Some might ask another question: why does a graduate student need an adviser’s approval? In short, most of us may not need it, but many of us value it. Feedback from mentors matters because it offers perspective about long-term performance – the average PhD student takes five to six years to complete their dissertation – and because it can foster better career decisions. Vitally, advisers have a duty to talk with mentees about their future; after all, it's an open secret that there are not enough jobs for every PhD to hold a teaching position.
The benefits of life outside the tower
But the sad fact is that asking advisers to encourage and cultivate career possibilities for their PhD students is an emotional plea. The academic system does not reward mentors for such encouragement. New job avenues are usually touted as last-minute “alternatives” by seasoned professors, a stance that usually dismisses their value. But if an adviser can change their perspective and recognize the value of work outside academia, the benefit is both moral and creative. If they see alumni thriving in varied careers, they can be more supportive to their mentees and open academia to new ideas and means of communication.
Pigeonholing students into any career path – especially one with a remarkably low probability of success or stability – is a losing situation for mentors and mentees. A vast number of graduate students have acquired skills from their PhD that exemplify the valuable work ethic of a well-run research environment. We should understand and value the work of scientists who want to transfer those skills into careers outside academia. They can be a source of pride, not derision.
So did I eventually tell my adviser about my career goals? Well, not quite. During our Friday meetings with the entire lab – undergraduate and grad students, postdocs, and my adviser – I decided to teach a 10-minute statistics class. My goal was to explain a particular statistical practice and make it useful to everyone in the room. Before long, the mini-courses became a Friday staple, and a few weeks later, while discussing my future, my adviser said that the classes were benefiting the lab by breaking down the statistical method into digestible pieces, and then commended my interest in science communication.

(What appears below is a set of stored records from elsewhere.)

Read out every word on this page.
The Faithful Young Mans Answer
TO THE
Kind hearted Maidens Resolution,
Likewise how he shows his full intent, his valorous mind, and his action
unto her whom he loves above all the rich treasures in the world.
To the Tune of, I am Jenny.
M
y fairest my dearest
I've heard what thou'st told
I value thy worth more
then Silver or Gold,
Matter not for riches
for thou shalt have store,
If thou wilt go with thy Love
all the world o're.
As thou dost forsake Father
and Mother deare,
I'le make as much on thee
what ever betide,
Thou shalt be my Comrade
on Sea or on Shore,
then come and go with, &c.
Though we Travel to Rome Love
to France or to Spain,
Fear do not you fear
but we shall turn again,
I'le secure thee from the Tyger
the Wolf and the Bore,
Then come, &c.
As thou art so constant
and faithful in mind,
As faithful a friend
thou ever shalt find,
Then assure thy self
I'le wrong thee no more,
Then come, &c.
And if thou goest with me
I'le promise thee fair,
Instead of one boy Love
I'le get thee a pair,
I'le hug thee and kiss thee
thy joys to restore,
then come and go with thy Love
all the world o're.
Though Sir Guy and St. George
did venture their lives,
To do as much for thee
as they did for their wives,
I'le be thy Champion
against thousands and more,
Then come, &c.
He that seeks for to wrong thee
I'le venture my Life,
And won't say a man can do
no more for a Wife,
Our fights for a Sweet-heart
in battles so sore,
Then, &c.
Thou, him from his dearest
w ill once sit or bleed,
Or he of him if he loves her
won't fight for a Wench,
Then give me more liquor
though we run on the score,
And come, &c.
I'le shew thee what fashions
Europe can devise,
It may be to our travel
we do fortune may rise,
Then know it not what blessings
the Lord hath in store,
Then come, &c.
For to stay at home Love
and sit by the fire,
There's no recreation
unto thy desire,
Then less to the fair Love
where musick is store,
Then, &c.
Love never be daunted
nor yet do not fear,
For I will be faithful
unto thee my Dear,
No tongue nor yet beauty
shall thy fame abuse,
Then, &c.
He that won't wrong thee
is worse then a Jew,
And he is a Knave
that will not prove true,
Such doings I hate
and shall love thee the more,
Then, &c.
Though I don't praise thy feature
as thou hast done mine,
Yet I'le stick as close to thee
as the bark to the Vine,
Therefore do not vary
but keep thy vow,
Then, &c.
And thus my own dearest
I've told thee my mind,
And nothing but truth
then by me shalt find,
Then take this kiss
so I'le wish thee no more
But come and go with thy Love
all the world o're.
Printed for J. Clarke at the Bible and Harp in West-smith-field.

I was relieved. Such one-on-one conversations are crucial in a mentor-mentee relationship. They have no substitute.
The dark days recur infrequently now. As a fifth-year PhD candidate, the finish line is closer and clearer. I continue to talk about my career with my adviser, and I'm less afraid to disappoint anyone now. I hope we will sit down again so I can summon the strength to clearly articulate my desire to leave academia and pursue science communication.
But we should not have to worry about those conversations in the first place. Hopefully, by highlighting these silent stories that many graduate students endure, more academic institutions will recognize that we live in an interconnected world, and that if we can spread the appreciation of knowledge through many means we will only strengthen academia, not dismantle it.